The left part is the name of the CLI that will be in your shell, then the right part has the path to a module followed by a colon : then the name of the function to be run.

That’s pretty much it! Now you can make beautiful command line interfaces. There’s one more topic that I think is worth noting at the end of this tutorial, and that’s to use command line groups. This allows you to organize subcommands in your CLI and import other CLIs from other modules. It would look like this:

# cli.py

import click

@click.group()
def main():
    pass  # becuase this is a group, you don't actually need to do anything in it

@main.command()  # note that the main function now can assign commands
def subcommand1():
    print('hello world')

@main.command()
def subcommand2():
    print('other greeting')

@main.group()
def subgroup():
    pass

@subgroup.command()
def turtle():
    print('you can go as deep as you want with subcommands')

# You can include other CLIs from other modules in your package
# to make everything much more unified
from .my_other_module.cli import main as other_module_command
main.add_command(other_module_command)

You can see that rather than using the click.command() decorator, the main() got the click.group() decorator.
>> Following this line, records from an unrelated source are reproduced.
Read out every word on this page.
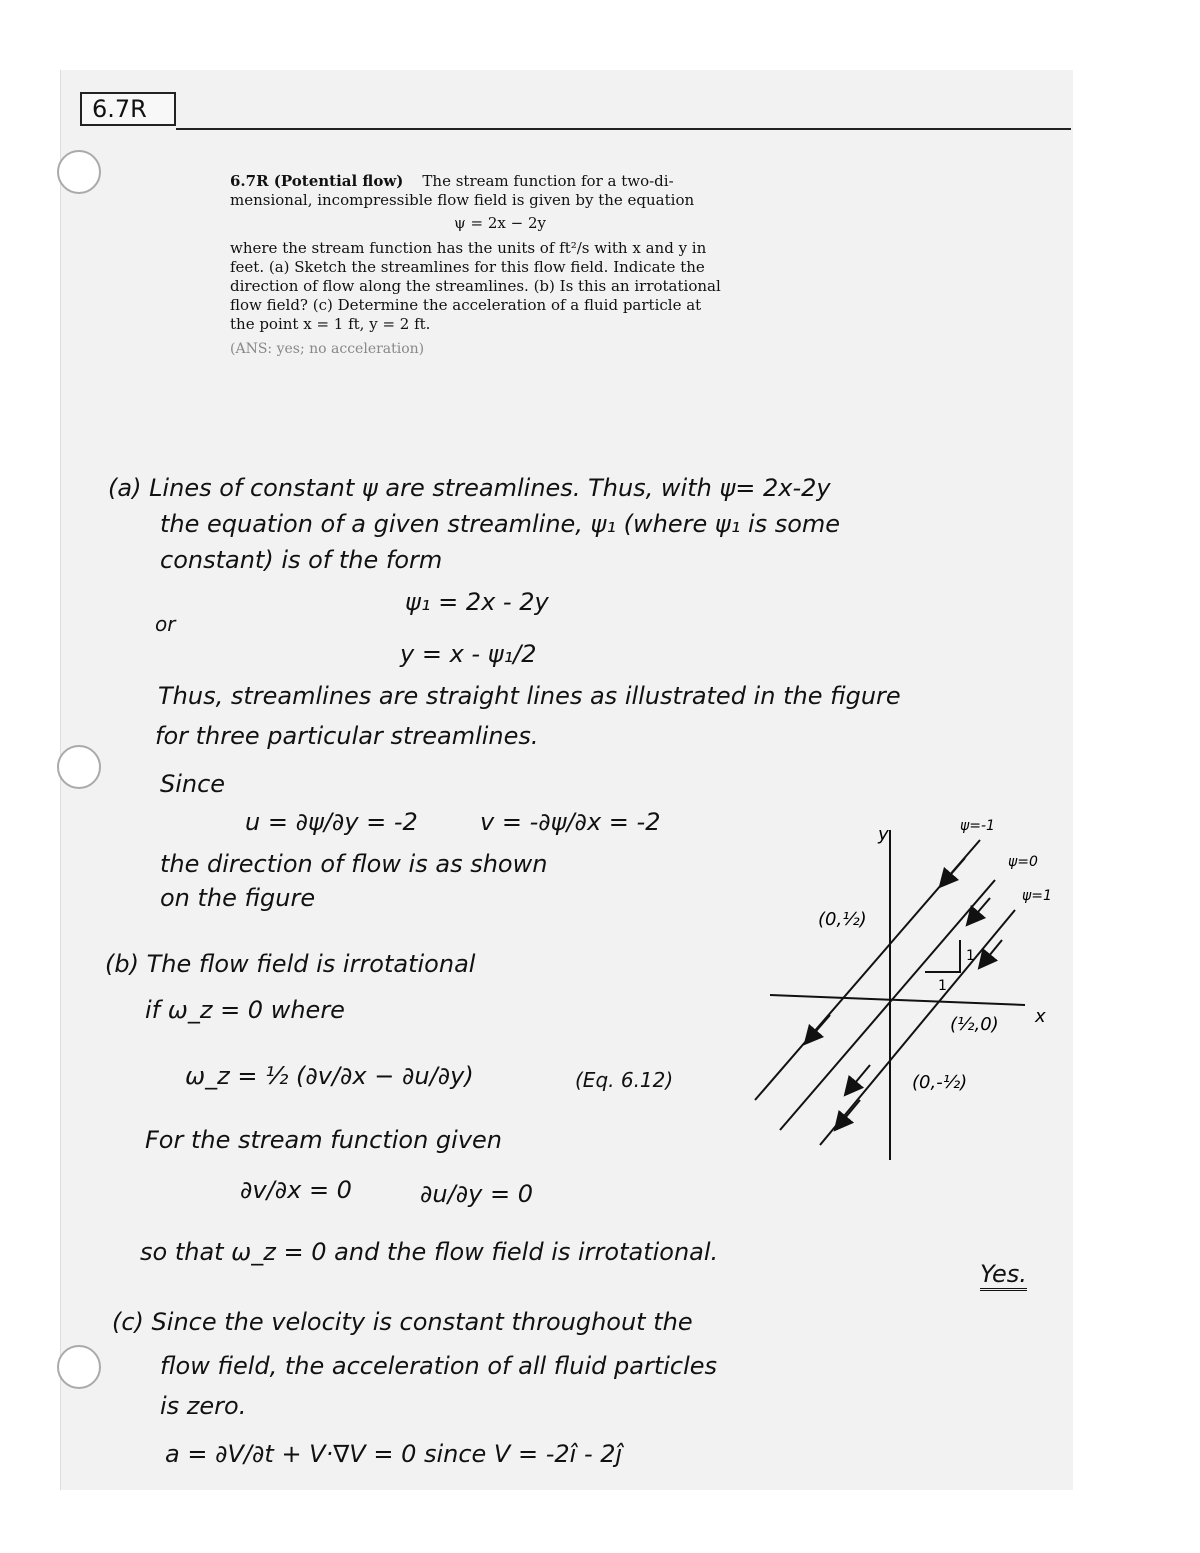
6.7R
6.7R (Potential flow) The stream function for a two-di-
mensional, incompressible flow field is given by the equation
ψ = 2x − 2y
where the stream function has the units of ft²/s with x and y in
feet. (a) Sketch the streamlines for this flow field. Indicate the
direction of flow along the streamlines. (b) Is this an irrotational
flow field? (c) Determine the acceleration of a fluid particle at
the point x = 1 ft, y = 2 ft.
(ANS: yes; no acceleration)
(a) Lines of constant ψ are streamlines. Thus, with ψ= 2x-2y
the equation of a given streamline, ψ₁ (where ψ₁ is some
constant) is of the form
ψ₁ = 2x - 2y
or
y = x - ψ₁/2
Thus, streamlines are straight lines as illustrated in the figure
for three particular streamlines.
Since
u = ∂ψ/∂y = -2	v = -∂ψ/∂x = -2
the direction of flow is as shown
on the figure
(b) The flow field is irrotational
if ω_z = 0 where
ω_z = ½ (∂v/∂x − ∂u/∂y)	(Eq. 6.12)
For the stream function given
∂v/∂x = 0	∂u/∂y = 0
so that ω_z = 0 and the flow field is irrotational.
Yes.
(c) Since the velocity is constant throughout the
flow field, the acceleration of all fluid particles
is zero.
a = ∂V/∂t + V·∇V = 0 since V = -2î - 2ĵ
y
x
ψ=-1
ψ=0
ψ=1
(0,½)
(½,0)
(0,-½)
1
1
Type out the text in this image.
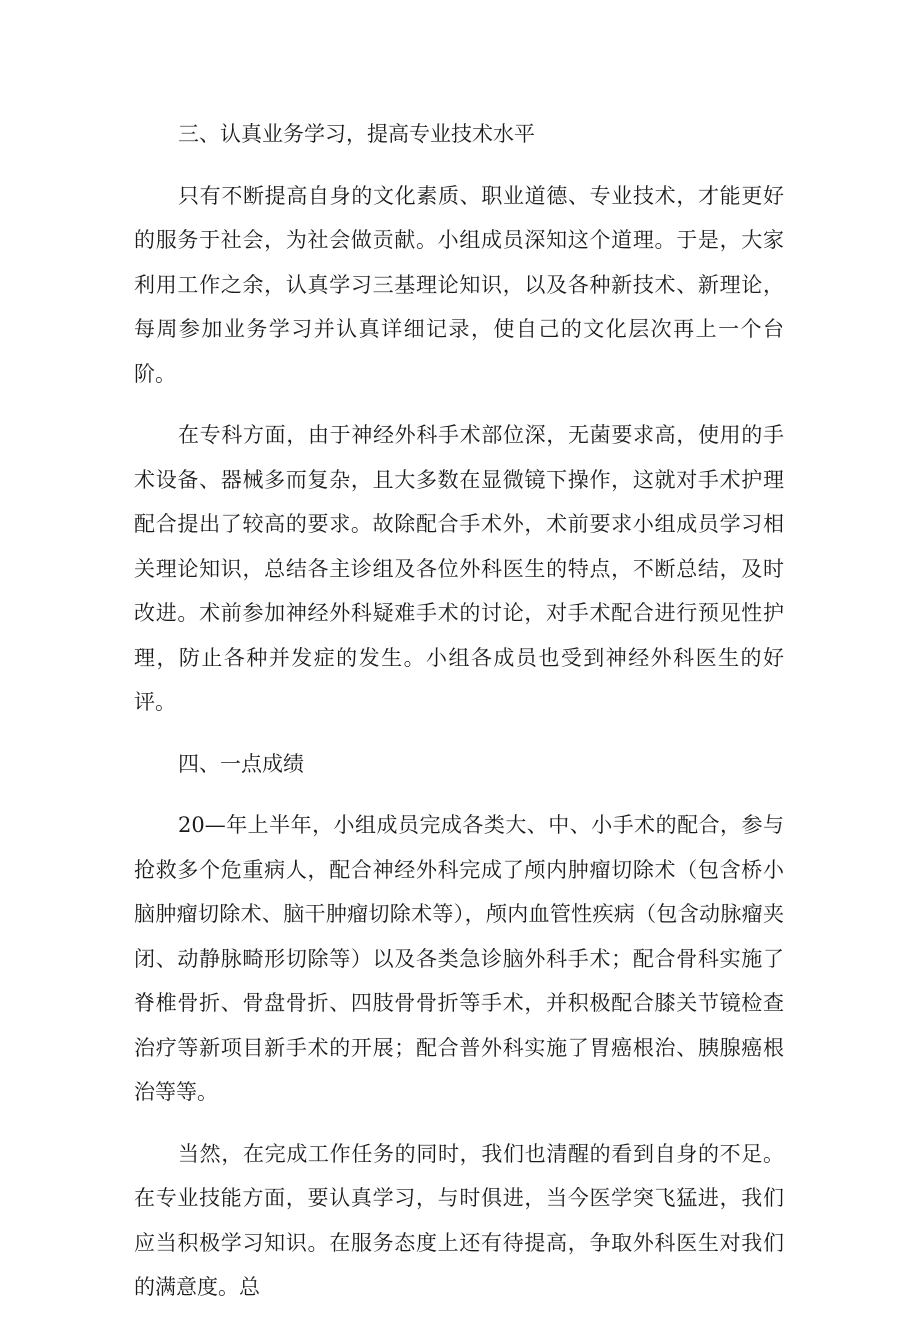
三、认真业务学习，提高专业技术水平

只有不断提高自身的文化素质、职业道德、专业技术，才能更好的服务于社会，为社会做贡献。小组成员深知这个道理。于是，大家利用工作之余，认真学习三基理论知识，以及各种新技术、新理论，每周参加业务学习并认真详细记录，使自己的文化层次再上一个台阶。

在专科方面，由于神经外科手术部位深，无菌要求高，使用的手术设备、器械多而复杂，且大多数在显微镜下操作，这就对手术护理配合提出了较高的要求。故除配合手术外，术前要求小组成员学习相关理论知识，总结各主诊组及各位外科医生的特点，不断总结，及时改进。术前参加神经外科疑难手术的讨论，对手术配合进行预见性护理，防止各种并发症的发生。小组各成员也受到神经外科医生的好评。

四、一点成绩

20—年上半年，小组成员完成各类大、中、小手术的配合，参与抢救多个危重病人，配合神经外科完成了颅内肿瘤切除术（包含桥小脑肿瘤切除术、脑干肿瘤切除术等），颅内血管性疾病（包含动脉瘤夹闭、动静脉畸形切除等）以及各类急诊脑外科手术；配合骨科实施了脊椎骨折、骨盘骨折、四肢骨骨折等手术，并积极配合膝关节镜检查治疗等新项目新手术的开展；配合普外科实施了胃癌根治、胰腺癌根治等等。

当然，在完成工作任务的同时，我们也清醒的看到自身的不足。在专业技能方面，要认真学习，与时俱进，当今医学突飞猛进，我们应当积极学习知识。在服务态度上还有待提高，争取外科医生对我们的满意度。总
This means that it can be used to issue subcommands or even subgroups! At the end, it was also used to combine CLIs from another part of the same package. This is good if you have a package that does lots of things, but you want a single unified CLI to access all of it. Just be careful with how the functions are named (it doesn’t always have to be main) becuase if two are called the same thing then there will be a name clash and one sub-command or sub-group won’t get shown.


CLIs are really powerful! In the end, you should can write in your README how you used your CLI on your data to run your experiment. This gives others the best shot at reproducing your work. Happy hunting, and see you the next installment of “How to Code with Me”!